In some companies, security is valued, but has no authority to force decisions. In others, there are mandatory policies and review boards. We in security have fought for these mandatory policies because without them, products ignored security. And similarly, we have housing rules because of unsafe, unsanitary or overcrowded housing. To reduce the blight of slums.

Security has design review boards which want to talk about the color of the siding a developer installed on the now live product. We have design regulation which kills apodments and tenement housing, and then glorifies tiny houses. From a distance, these rules make no sense. I didn't find it sensible, myself. I remember a meeting with the Microsoft Crypto board. I went in with some very specific questions regarding parameters and algorithms. Should we use this hash algorithm or that one? The meeting took not five whole minutes to go off the rails with suggestions about non-cryptographic architecture. I remember shipping the SDL Threat Modeling Tool, going through the roughly five policy tracking tools we had at the time, discovering at the very last minute that we had extra rules that were not documented in the documents that I found at the start. It drives a product manager nuts!

Worse, rules expand. From the executive suite, if a group isn't growing, maybe it can shrink? From a security perspective, the rapidly changing threat landscape justifies new rules. So there's motivation to ship new guidelines that, in passing, spend a page explaining all the changes that are taking place. And then I see "Incorporate or acknowledge the best features of existing early to mid-century buildings in new development." What does that mean? What are the best features of those buildings? How do I acknowledge them? I just want to ship my peer to peer blockchain features! And nothing in the design review guidelines is clearly objectionable. But taken as a whole, they create a complex and unpredictable, and thus expensive path to delivery.

We express values explicitly and implicitly.

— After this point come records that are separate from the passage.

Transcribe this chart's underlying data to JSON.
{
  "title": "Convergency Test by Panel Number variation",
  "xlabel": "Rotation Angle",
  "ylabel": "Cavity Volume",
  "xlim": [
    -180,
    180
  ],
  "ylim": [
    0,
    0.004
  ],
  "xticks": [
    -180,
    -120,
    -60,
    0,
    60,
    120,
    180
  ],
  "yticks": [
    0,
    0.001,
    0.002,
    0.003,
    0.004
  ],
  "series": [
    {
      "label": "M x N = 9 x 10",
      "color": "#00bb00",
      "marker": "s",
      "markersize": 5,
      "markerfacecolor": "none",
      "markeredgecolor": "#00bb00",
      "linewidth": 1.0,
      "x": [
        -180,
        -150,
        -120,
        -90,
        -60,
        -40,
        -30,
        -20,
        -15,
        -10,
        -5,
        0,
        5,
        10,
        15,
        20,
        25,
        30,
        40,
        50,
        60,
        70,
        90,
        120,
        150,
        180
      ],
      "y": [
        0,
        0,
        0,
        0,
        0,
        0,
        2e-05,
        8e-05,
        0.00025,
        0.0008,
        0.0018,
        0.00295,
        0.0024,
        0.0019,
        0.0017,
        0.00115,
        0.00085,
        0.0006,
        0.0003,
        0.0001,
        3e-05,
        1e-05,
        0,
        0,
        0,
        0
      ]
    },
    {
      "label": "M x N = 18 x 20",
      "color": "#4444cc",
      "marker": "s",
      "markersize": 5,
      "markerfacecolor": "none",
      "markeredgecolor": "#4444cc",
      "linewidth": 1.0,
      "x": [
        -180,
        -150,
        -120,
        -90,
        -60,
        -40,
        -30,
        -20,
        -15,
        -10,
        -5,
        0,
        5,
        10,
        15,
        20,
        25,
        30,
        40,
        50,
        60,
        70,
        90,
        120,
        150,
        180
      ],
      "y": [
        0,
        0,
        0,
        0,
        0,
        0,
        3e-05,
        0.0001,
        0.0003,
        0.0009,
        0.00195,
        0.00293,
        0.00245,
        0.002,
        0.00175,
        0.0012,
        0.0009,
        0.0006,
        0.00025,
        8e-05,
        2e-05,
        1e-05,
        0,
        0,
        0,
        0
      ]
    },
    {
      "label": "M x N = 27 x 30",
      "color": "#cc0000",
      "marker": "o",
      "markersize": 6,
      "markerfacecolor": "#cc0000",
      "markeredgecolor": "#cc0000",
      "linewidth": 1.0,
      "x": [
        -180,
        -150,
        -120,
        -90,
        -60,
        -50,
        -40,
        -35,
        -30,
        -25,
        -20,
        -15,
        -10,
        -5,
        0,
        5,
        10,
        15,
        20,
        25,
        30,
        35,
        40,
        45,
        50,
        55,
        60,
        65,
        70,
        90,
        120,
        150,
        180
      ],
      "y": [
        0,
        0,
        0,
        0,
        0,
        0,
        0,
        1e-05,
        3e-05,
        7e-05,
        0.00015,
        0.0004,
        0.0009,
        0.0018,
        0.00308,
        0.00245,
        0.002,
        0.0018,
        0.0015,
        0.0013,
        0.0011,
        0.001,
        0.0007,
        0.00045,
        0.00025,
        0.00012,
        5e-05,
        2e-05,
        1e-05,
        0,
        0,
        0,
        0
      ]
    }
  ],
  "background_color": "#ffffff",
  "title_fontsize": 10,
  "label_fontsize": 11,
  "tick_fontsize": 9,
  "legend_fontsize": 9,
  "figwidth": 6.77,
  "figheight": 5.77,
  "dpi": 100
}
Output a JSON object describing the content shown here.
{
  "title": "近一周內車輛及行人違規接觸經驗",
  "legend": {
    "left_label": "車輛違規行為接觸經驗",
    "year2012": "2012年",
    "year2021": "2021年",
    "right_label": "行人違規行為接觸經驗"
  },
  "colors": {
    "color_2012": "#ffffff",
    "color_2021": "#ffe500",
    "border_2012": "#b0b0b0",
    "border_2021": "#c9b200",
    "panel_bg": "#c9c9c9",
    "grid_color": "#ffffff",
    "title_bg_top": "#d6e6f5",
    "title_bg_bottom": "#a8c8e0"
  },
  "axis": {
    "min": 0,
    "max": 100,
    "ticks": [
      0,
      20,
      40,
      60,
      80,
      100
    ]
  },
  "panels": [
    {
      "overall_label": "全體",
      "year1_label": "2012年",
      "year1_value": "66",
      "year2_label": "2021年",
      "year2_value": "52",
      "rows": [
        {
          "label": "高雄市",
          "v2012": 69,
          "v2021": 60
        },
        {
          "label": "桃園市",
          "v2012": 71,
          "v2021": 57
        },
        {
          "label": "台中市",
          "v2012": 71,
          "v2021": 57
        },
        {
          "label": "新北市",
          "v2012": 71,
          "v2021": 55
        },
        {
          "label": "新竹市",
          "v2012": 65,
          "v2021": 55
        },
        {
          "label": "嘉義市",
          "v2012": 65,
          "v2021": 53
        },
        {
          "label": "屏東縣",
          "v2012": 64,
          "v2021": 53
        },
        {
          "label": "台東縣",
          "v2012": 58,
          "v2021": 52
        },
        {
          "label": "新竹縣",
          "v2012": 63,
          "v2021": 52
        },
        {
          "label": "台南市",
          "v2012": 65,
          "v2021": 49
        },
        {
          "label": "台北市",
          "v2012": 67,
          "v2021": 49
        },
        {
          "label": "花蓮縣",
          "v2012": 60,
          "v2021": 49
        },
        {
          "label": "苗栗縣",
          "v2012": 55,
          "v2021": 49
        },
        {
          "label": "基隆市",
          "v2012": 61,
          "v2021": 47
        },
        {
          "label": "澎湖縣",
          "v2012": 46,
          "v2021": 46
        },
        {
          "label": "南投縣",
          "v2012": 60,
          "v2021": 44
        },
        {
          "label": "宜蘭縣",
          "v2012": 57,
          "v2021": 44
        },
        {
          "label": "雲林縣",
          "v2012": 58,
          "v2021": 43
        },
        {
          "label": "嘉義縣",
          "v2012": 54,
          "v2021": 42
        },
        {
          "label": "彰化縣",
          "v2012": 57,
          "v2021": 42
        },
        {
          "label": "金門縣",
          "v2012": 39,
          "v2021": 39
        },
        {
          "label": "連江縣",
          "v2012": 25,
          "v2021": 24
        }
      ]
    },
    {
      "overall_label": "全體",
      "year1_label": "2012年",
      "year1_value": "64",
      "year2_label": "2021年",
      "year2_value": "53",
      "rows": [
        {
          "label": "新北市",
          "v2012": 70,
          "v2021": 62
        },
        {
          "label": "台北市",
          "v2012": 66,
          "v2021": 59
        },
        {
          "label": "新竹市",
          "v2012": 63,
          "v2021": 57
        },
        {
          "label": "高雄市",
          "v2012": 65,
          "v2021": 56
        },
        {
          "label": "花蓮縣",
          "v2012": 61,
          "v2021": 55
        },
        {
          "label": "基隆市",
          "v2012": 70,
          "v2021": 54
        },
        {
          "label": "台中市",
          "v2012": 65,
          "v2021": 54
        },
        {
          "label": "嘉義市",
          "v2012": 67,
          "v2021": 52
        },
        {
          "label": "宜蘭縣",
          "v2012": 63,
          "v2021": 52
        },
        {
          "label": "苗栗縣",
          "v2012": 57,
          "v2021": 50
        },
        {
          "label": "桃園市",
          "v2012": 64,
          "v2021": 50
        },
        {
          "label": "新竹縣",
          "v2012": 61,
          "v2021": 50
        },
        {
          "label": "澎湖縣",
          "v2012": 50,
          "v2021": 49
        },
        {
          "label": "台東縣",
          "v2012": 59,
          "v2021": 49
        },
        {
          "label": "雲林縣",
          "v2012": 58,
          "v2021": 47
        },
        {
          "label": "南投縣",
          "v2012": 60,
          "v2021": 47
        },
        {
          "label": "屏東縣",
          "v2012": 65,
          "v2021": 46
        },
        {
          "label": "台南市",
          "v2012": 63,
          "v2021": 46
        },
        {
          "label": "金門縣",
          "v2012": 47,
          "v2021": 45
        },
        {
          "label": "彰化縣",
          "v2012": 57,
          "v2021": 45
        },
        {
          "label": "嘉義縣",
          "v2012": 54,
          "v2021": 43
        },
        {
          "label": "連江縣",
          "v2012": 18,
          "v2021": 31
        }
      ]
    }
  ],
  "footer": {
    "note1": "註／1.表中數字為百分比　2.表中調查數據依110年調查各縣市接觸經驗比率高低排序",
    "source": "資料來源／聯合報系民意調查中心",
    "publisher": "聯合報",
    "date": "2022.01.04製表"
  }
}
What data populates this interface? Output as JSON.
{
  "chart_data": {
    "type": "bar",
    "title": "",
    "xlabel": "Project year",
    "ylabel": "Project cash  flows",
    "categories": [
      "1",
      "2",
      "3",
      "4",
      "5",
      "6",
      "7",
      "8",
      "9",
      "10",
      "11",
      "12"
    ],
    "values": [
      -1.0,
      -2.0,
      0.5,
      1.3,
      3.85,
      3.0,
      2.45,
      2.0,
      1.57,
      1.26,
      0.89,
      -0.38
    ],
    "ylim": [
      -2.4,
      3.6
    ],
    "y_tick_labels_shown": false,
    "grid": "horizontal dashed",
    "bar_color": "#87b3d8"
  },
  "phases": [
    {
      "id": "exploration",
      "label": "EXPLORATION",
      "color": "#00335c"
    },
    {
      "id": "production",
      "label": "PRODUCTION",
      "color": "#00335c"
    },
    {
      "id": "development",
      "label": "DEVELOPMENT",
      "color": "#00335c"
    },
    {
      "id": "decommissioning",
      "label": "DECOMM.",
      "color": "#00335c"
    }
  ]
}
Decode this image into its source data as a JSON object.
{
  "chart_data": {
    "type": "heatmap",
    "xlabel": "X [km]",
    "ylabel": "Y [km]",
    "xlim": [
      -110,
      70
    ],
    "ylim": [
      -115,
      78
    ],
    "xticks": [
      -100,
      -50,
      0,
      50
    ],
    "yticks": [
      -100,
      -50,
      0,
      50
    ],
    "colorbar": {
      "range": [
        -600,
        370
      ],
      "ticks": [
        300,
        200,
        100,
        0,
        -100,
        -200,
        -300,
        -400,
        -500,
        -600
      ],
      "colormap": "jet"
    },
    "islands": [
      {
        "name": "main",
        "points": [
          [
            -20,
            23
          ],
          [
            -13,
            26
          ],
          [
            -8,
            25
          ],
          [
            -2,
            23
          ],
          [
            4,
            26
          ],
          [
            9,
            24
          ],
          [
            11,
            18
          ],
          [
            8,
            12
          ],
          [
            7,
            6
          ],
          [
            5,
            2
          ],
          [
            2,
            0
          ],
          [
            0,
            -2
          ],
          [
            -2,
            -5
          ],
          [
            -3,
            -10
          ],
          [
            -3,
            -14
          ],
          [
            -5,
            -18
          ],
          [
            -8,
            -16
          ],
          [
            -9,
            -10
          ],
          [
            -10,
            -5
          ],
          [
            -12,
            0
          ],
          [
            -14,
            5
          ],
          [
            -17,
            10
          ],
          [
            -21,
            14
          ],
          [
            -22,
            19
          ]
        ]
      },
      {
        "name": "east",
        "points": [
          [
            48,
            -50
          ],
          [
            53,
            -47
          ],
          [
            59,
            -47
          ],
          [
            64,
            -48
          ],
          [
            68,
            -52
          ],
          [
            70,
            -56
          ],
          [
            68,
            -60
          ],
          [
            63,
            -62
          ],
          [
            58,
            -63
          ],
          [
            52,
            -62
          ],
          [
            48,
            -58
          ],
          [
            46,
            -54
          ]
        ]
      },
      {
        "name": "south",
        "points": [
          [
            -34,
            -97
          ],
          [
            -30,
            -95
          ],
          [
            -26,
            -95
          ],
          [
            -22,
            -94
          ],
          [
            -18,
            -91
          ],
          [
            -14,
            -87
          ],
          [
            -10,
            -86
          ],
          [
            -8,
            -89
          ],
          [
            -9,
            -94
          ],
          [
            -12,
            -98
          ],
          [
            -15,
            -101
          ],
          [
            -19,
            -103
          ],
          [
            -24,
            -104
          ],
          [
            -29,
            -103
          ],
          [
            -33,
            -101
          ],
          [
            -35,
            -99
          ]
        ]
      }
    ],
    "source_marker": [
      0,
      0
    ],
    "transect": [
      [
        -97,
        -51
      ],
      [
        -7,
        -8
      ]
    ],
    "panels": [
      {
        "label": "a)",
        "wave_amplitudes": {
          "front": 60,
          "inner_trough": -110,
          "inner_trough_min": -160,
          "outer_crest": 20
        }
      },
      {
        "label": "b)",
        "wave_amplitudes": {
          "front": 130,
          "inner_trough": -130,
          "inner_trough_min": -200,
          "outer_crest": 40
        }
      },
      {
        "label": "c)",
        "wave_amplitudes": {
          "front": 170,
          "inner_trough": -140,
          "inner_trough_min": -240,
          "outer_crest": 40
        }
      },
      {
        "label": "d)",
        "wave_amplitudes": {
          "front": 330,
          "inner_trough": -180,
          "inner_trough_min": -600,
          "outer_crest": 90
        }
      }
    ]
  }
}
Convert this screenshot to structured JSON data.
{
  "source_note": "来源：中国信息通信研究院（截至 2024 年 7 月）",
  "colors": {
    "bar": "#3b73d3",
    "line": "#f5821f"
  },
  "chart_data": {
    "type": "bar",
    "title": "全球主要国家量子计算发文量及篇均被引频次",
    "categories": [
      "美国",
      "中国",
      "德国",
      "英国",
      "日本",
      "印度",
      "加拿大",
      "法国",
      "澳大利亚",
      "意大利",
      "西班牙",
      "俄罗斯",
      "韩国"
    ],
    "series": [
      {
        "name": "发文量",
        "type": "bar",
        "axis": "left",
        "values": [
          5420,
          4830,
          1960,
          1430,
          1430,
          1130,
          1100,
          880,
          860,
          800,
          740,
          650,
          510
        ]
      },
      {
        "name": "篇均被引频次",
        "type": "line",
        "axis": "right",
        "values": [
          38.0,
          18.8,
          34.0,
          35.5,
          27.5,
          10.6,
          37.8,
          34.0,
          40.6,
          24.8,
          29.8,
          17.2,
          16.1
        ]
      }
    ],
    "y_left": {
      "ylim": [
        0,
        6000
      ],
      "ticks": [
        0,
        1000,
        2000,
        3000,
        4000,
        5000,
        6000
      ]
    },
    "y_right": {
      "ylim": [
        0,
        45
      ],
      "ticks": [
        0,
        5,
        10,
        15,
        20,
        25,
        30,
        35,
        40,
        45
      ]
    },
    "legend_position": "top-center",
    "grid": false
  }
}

In Seattle, implicit expression of values has hobbled the market's ability to address a basic human need. One of the reasons that embedding is effective is that the embedded gatekeepers can advise, interpret in relation to real questions. Embedding expresses the value of collaboration, of dialogue over review. Does your security team express that security is more important than product delivery? Perhaps it is. When Microsoft stood down product shipping for security pushes, it was an explicit statement. Making your values explicit and debating prioritization is important.

What side effects do your security rules have? What rule is most expensive to comply with? What initiatives have you killed, accidentally or intentionally?